When released in May 1887, she went to Boston, and was taken in on suspicion as Ann Riley, aka Rebecca McNally. She was discharged and told to leave the city, but instead left the country heading to England. She later claimed to have attended Queen Victoria’s Jubilee celebrations, where she made a tidy profit.
She was rediscovered in Boston in September 1891 and arrested for her usual activities, after being identified as Ann Riley/Rebecca McNally/Kate Armstrong/May Ann Dowd/Rebecca Colston. She was punished with one year in the House of Correction. “Correction” was a misnomer, for she was caught in Boston in April 1892, jailed, released, and picked up again in December 1892. This time she was told to leave town.
She did leave Boston, but only for a little over a year. In April 1894 she returned and was arrested as Becky Stark, alias Colston, and was sentenced to six months in the House of Correction.
In May 1896, she reacquainted herself with New York city police. She was discharged, but not before biting the police photographer. Still, he was able to trick her into taking a photo while she was smiling. Her looks had changed little since she had posed eleven years earlier.
She was arrested twice in Boston in 1897; and once in Hoboken in 1898. By 1899 she had migrated to Brooklyn, where she was sent to the House of the Good Shepherd for six months for vagrancy and drunkenness.
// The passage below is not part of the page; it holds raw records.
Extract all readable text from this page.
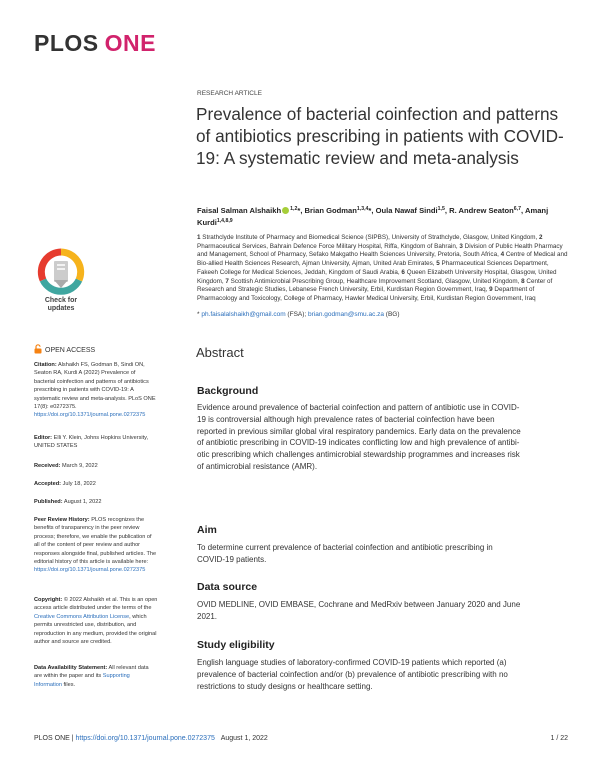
PLOS ONE
RESEARCH ARTICLE
Prevalence of bacterial coinfection and patterns of antibiotics prescribing in patients with COVID-19: A systematic review and meta-analysis
Faisal Salman Alshaikh $^{1,2}$*, Brian Godman$^{1,3,4}$*, Oula Nawaf Sindi$^{1,5}$, R. Andrew Seaton$^{6,7}$, Amanj Kurdi$^{1,4,8,9}$
1 Strathclyde Institute of Pharmacy and Biomedical Science (SIPBS), University of Strathclyde, Glasgow, United Kingdom, 2 Pharmaceutical Services, Bahrain Defence Force Military Hospital, Riffa, Kingdom of Bahrain, 3 Division of Public Health Pharmacy and Management, School of Pharmacy, Sefako Makgatho Health Sciences University, Pretoria, South Africa, 4 Centre of Medical and Bio-allied Health Sciences Research, Ajman University, Ajman, United Arab Emirates, 5 Pharmaceutical Sciences Department, Fakeeh College for Medical Sciences, Jeddah, Kingdom of Saudi Arabia, 6 Queen Elizabeth University Hospital, Glasgow, United Kingdom, 7 Scottish Antimicrobial Prescribing Group, Healthcare Improvement Scotland, Glasgow, United Kingdom, 8 Center of Research and Strategic Studies, Lebanese French University, Erbil, Kurdistan Region Government, Iraq, 9 Department of Pharmacology and Toxicology, College of Pharmacy, Hawler Medical University, Erbil, Kurdistan Region Government, Iraq
* ph.faisalalshaikh@gmail.com (FSA); brian.godman@smu.ac.za (BG)
Check for
updates
OPEN ACCESS
Citation: Alshaikh FS, Godman B, Sindi ON, Seaton RA, Kurdi A (2022) Prevalence of bacterial coinfection and patterns of antibiotics prescribing in patients with COVID-19: A systematic review and meta-analysis. PLoS ONE 17(8): e0272375. https://doi.org/10.1371/journal.pone.0272375
Editor: Elli Y. Klein, Johns Hopkins University, UNITED STATES
Received: March 9, 2022
Accepted: July 18, 2022
Published: August 1, 2022
Peer Review History: PLOS recognizes the benefits of transparency in the peer review process; therefore, we enable the publication of all of the content of peer review and author responses alongside final, published articles. The editorial history of this article is available here: https://doi.org/10.1371/journal.pone.0272375
Copyright: © 2022 Alshaikh et al. This is an open access article distributed under the terms of the Creative Commons Attribution License, which permits unrestricted use, distribution, and reproduction in any medium, provided the original author and source are credited.
Data Availability Statement: All relevant data are within the paper and its Supporting Information files.
Abstract
Background

Evidence around prevalence of bacterial coinfection and pattern of antibiotic use in COVID-
19 is controversial although high prevalence rates of bacterial coinfection have been
reported in previous similar global viral respiratory pandemics. Early data on the prevalence
of antibiotic prescribing in COVID-19 indicates conflicting low and high prevalence of antibi-
otic prescribing which challenges antimicrobial stewardship programmes and increases risk
of antimicrobial resistance (AMR).

Aim

To determine current prevalence of bacterial coinfection and antibiotic prescribing in
COVID-19 patients.

Data source

OVID MEDLINE, OVID EMBASE, Cochrane and MedRxiv between January 2020 and June
2021.

Study eligibility

English language studies of laboratory-confirmed COVID-19 patients which reported (a)
prevalence of bacterial coinfection and/or (b) prevalence of antibiotic prescribing with no
restrictions to study designs or healthcare setting.

PLOS ONE | https://doi.org/10.1371/journal.pone.0272375 August 1, 2022	1 / 22
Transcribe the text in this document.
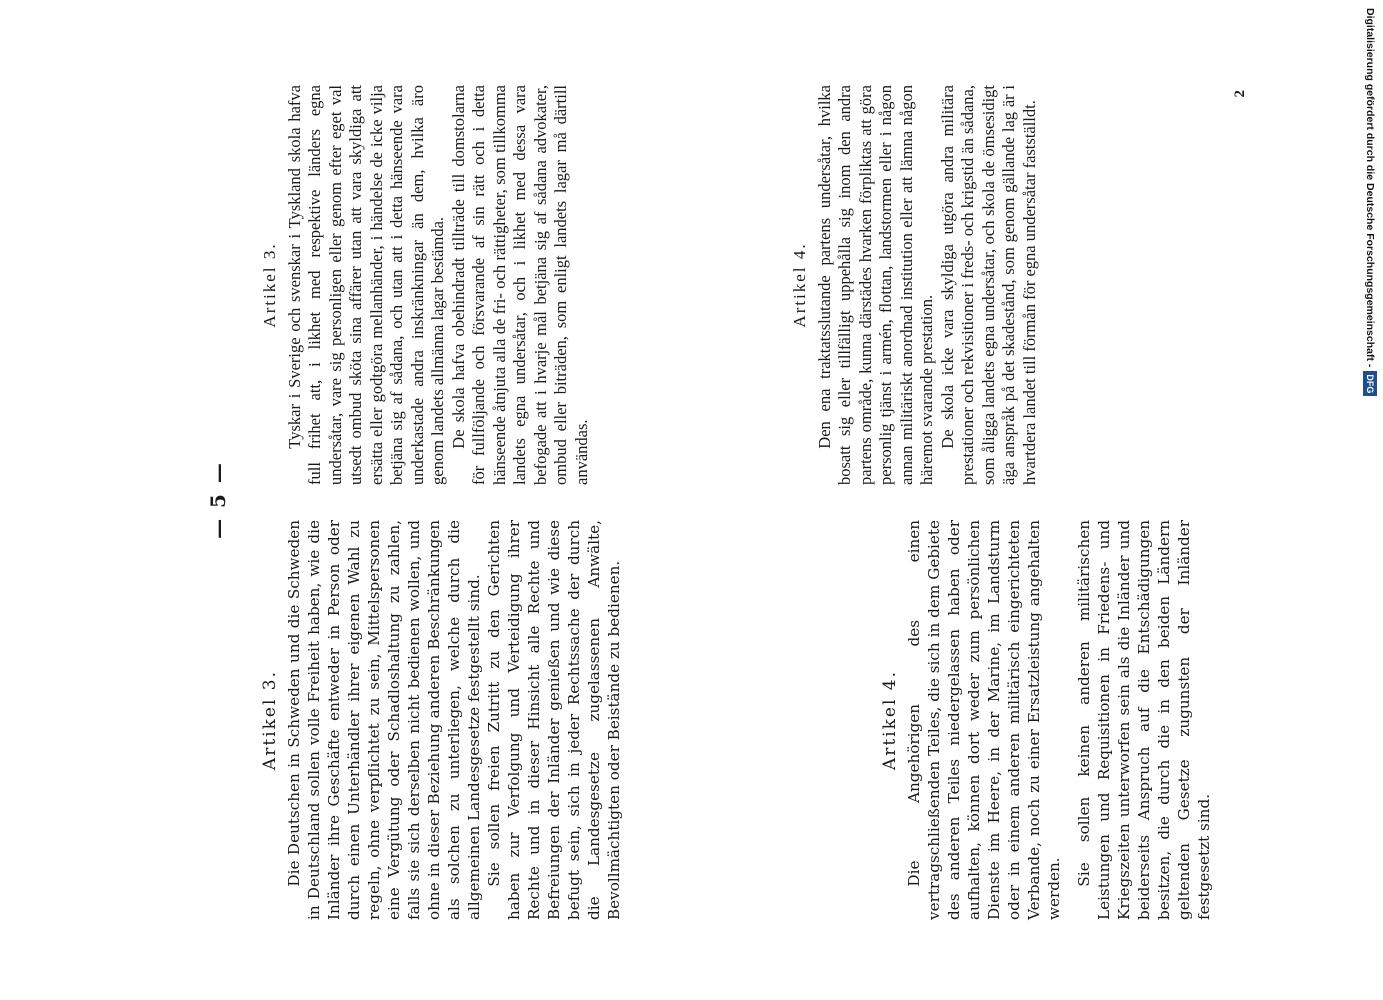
— 5 —
Artikel 3. Die Deutschen in Schweden und die Schweden in Deutschland sollen volle Freiheit haben, wie die Inländer ihre Geschäfte entweder in Person oder durch einen Unterhändler ihrer eigenen Wahl zu regeln, ohne verpflichtet zu sein, Mittelspersonen eine Vergütung oder Schadloshaltung zu zahlen, falls sie sich derselben nicht bedienen wollen, und ohne in dieser Beziehung anderen Beschränkungen als solchen zu unterliegen, welche durch die allgemeinen Landesgesetze festgestellt sind. Sie sollen freien Zutritt zu den Gerichten haben zur Verfolgung und Verteidigung ihrer Rechte und in dieser Hinsicht alle Rechte und Befreiungen der Inländer genießen und wie diese befugt sein, sich in jeder Rechtssache der durch die Landesgesetze zugelassenen Anwälte, Bevollmächtigten oder Beistände zu bedienen.

Artikel 3. Tyskar i Sverige och svenskar i Tyskland skola hafva full frihet att, i likhet med respektive länders egna undersåtar, vare sig personligen eller genom efter eget val utsedt ombud sköta sina affärer utan att vara skyldiga att ersätta eller godtgöra mellanhänder, i händelse de icke vilja betjäna sig af sådana, och utan att i detta hänseende vara underkastade andra inskränkningar än dem, hvilka äro genom landets allmänna lagar bestämda. De skola hafva obehindradt tillträde till domstolarna för fullföljande och försvarande af sin rätt och i detta hänseende åtnjuta alla de fri- och rättigheter, som tillkomma landets egna undersåtar, och i likhet med dessa vara befogade att i hvarje mål betjäna sig af sådana advokater, ombud eller biträden, som enligt landets lagar må därtill användas.

Artikel 4. Die Angehörigen des einen vertragschließenden Teiles, die sich in dem Gebiete des anderen Teiles niedergelassen haben oder aufhalten, können dort weder zum persönlichen Dienste im Heere, in der Marine, im Landsturm oder in einem anderen militärisch eingerichteten Verbande, noch zu einer Ersatzleistung angehalten werden.

Sie sollen keinen anderen militärischen Leistungen und Requisitionen in Friedens- und Kriegszeiten unterworfen sein als die Inländer und beiderseits Anspruch auf die Entschädigungen besitzen, die durch die in den beiden Ländern geltenden Gesetze zugunsten der Inländer festgesetzt sind.

Artikel 4. Den ena traktatsslutande partens undersåtar, hvilka bosatt sig eller tillfälligt uppehålla sig inom den andra partens område, kunna därstädes hvarken förpliktas att göra personlig tjänst i armén, flottan, landstormen eller i någon annan militäriskt anordnad institution eller att lämna någon häremot svarande prestation. De skola icke vara skyldiga utgöra andra militära prestationer och rekvisitioner i freds- och krigstid än sådana, som åligga landets egna undersåtar, och skola de ömsesidigt äga anspråk på det skadestånd, som genom gällande lag är i hvartdera landet till förmån för egna undersåtar fastställdt.

2	Digitalisierung gefördert durch die Deutsche Forschungsgemeinschaft -
DFG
In September, 1902, she wandered to Boston again, and was caught picking pockets. She was arrested and tried under the name Rebecca Stark. Once again she was sentenced to six months in the House of Correction. The Boston Globe concluded an item about this episode with as good an epitaph as any:
“When she heard the sentence, ‘Becky,’ who had played the part of a feeble old woman whose heart was nearly broken and was being misjudged, straightened up, wiped away the tears which she had forced to flow, and in a manner that showed that she was anything but spirit-broken, exclaimed, “Six months! For the Lord’s sake! Six months for that!’ The expression on her face clearly denoted satisfaction and surprise that the sentence was not twice as severe.”